Given you already have applications leveraging the per domain userPrincipalNames, then the path of least resistance - both technically and politically (as you're going to need business acceptance to change everyone's userPrincipalNames - unless you're a very small organisation), is to stick with your existing structure of per domain userPrincipalName and universal mail.
The fact that both the userPrincpalName and mail are routable has no real bearing on the discussion. Certainly, if one were non-routable, that might warrant further discussion, but that isn't the case, so it's not warranted.
In summary, while you have numerous options you can pursue at your and the business' discretion, best practice is not a blocker to what you're considering and sticking with your current design is perfectly valid (and may generate less resistance as there's no significant user-facing change).
Cheers,
Lain
- BTW97Copper ContributorLain - thank you so much for taking the time to provide a detailed response. I appreciate it. At least on this page: https://learn.microsoft.com/en-us/windows-server/identity/ad-fs/operations/configuring-alternate-login-id there is a call out that email == UPN is best practice, so I think that's where I got the idea from.
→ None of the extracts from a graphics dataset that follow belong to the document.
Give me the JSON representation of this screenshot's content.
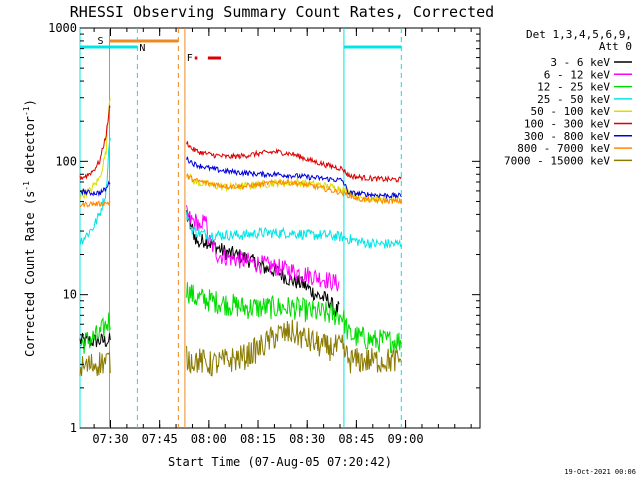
{
  "chart_data": {
    "type": "line",
    "title": "RHESSI Observing Summary Count Rates, Corrected",
    "xlabel": "Start Time (07-Aug-05 07:20:42)",
    "ylabel_main": "Corrected Count Rate (s",
    "ylabel_sup1": "-1",
    "ylabel_mid": " detector",
    "ylabel_sup2": "-1",
    "ylabel_end": ")",
    "y_scale": "log",
    "ylim": [
      1,
      1000
    ],
    "xlim_min": [
      0,
      122
    ],
    "x_tick_labels": [
      "07:30",
      "07:45",
      "08:00",
      "08:15",
      "08:30",
      "08:45",
      "09:00"
    ],
    "x_ticks_min": [
      9.3,
      24.3,
      39.3,
      54.3,
      69.3,
      84.3,
      99.3
    ],
    "y_tick_labels": [
      "1",
      "10",
      "100",
      "1000"
    ],
    "y_ticks": [
      1,
      10,
      100,
      1000
    ],
    "legend_header": [
      "Det 1,3,4,5,6,9,",
      "Att 0"
    ],
    "legend_position": "right-outside",
    "timestamp": "19-Oct-2021 00:06",
    "flags": {
      "S_label": "S",
      "N_label": "N",
      "F_label": "F",
      "S_color": "#ee8822",
      "N_color": "#00e5e5",
      "F_color": "#dd0000",
      "N_bars": [
        [
          0,
          17.5
        ],
        [
          80.5,
          98
        ]
      ],
      "S_bar": [
        9,
        30
      ],
      "F_bars": [
        [
          35,
          35.8
        ],
        [
          39,
          43
        ]
      ],
      "N_lines_solid": [
        0,
        80.5
      ],
      "N_lines_dashed": [
        17.5,
        98
      ],
      "S_lines_solid": [
        9,
        32
      ],
      "S_lines_dashed": [
        30
      ]
    },
    "series": [
      {
        "name": "3 - 6 keV",
        "color": "#000000",
        "noise": 0.06,
        "x": [
          0,
          5,
          9,
          32.5,
          34,
          36,
          38,
          40,
          44,
          50,
          56,
          60,
          64,
          68,
          72,
          76,
          78,
          79
        ],
        "y": [
          4.5,
          4.5,
          4.5,
          40,
          32,
          24,
          26,
          24,
          21,
          19,
          16,
          15,
          13,
          12,
          10,
          9,
          7.5,
          8
        ]
      },
      {
        "name": "6 - 12 keV",
        "color": "#ff00ff",
        "noise": 0.07,
        "x": [
          32.5,
          34,
          36,
          37,
          38,
          39,
          40,
          42,
          45,
          50,
          55,
          60,
          65,
          70,
          75,
          79
        ],
        "y": [
          40,
          36,
          35,
          28,
          44,
          26,
          24,
          20,
          19,
          18,
          17,
          16,
          15,
          14,
          13,
          12
        ]
      },
      {
        "name": "12 - 25 keV",
        "color": "#00dd00",
        "noise": 0.09,
        "x": [
          0,
          3,
          6,
          9,
          32.5,
          35,
          40,
          45,
          50,
          55,
          60,
          65,
          70,
          75,
          80,
          82,
          90,
          98
        ],
        "y": [
          4.2,
          4.6,
          5.0,
          6.5,
          11,
          9.5,
          9,
          8.5,
          8,
          8,
          8,
          8,
          7.5,
          7.2,
          7.0,
          5,
          4.5,
          4.5
        ]
      },
      {
        "name": "25 - 50 keV",
        "color": "#00e5e5",
        "noise": 0.04,
        "x": [
          0,
          2,
          4,
          6,
          8,
          9,
          32.5,
          34,
          36,
          40,
          45,
          50,
          55,
          60,
          65,
          70,
          75,
          80,
          85,
          90,
          95,
          98
        ],
        "y": [
          25,
          28,
          32,
          40,
          60,
          150,
          40,
          31,
          29,
          28,
          28,
          28,
          29,
          29,
          29,
          28,
          28,
          27,
          25,
          24,
          24,
          24
        ]
      },
      {
        "name": "50 - 100 keV",
        "color": "#dddd00",
        "noise": 0.03,
        "x": [
          0,
          3,
          6,
          8,
          9,
          32.5,
          35,
          40,
          45,
          50,
          55,
          60,
          65,
          70,
          75,
          80,
          85,
          90,
          95,
          98
        ],
        "y": [
          55,
          60,
          75,
          120,
          300,
          80,
          70,
          66,
          64,
          65,
          67,
          69,
          70,
          68,
          65,
          62,
          54,
          52,
          51,
          51
        ]
      },
      {
        "name": "100 - 300 keV",
        "color": "#dd0000",
        "noise": 0.02,
        "x": [
          0,
          2,
          4,
          6,
          8,
          9,
          32.5,
          34,
          36,
          40,
          45,
          50,
          55,
          60,
          65,
          70,
          75,
          80,
          82,
          85,
          90,
          95,
          98
        ],
        "y": [
          75,
          78,
          85,
          100,
          160,
          250,
          140,
          125,
          118,
          112,
          108,
          110,
          115,
          118,
          113,
          102,
          94,
          88,
          78,
          76,
          74,
          73,
          73
        ]
      },
      {
        "name": "300 - 800 keV",
        "color": "#0000dd",
        "noise": 0.02,
        "x": [
          0,
          3,
          6,
          8,
          9,
          32.5,
          35,
          40,
          45,
          50,
          55,
          60,
          65,
          70,
          75,
          80,
          82,
          90,
          98
        ],
        "y": [
          60,
          58,
          58,
          62,
          70,
          105,
          95,
          88,
          84,
          82,
          80,
          80,
          78,
          76,
          74,
          72,
          58,
          56,
          55
        ]
      },
      {
        "name": "800 - 7000 keV",
        "color": "#ff8800",
        "noise": 0.02,
        "x": [
          0,
          3,
          6,
          9,
          32.5,
          35,
          40,
          45,
          50,
          55,
          60,
          65,
          70,
          75,
          80,
          85,
          90,
          98
        ],
        "y": [
          47,
          48,
          48,
          49,
          78,
          72,
          68,
          65,
          65,
          67,
          70,
          69,
          66,
          62,
          58,
          52,
          51,
          50
        ]
      },
      {
        "name": "7000 - 15000 keV",
        "color": "#8a7a00",
        "noise": 0.1,
        "x": [
          0,
          4,
          9,
          32.5,
          36,
          40,
          45,
          50,
          55,
          60,
          65,
          70,
          75,
          80,
          82,
          90,
          98
        ],
        "y": [
          2.8,
          3.0,
          3.2,
          3.3,
          3.2,
          3.0,
          3.2,
          3.4,
          4.0,
          5.0,
          5.2,
          4.5,
          4.0,
          4.0,
          3.2,
          3.2,
          3.2
        ]
      }
    ]
  }
}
The fact that MS 1st party applications are okay with UPN != mail is encouraging. I had read some (probably outdated) blogs that seemed to suggest that there were known issues with the desktop applications like Outlook needing extra configuration when UPN and email don't match.
Again, thanks for the helpful reply.- LainRobertsonSilver Contributor
Hi, Brian.
With respect to Outlook, there's been a fix for a few years now in relation to how AutoDiscover behaves, which given you're a hybrid customer, you could easily deploy to domain-joined machines using Group Policy/SCCM and/or MDM-managed machines using something like Intune.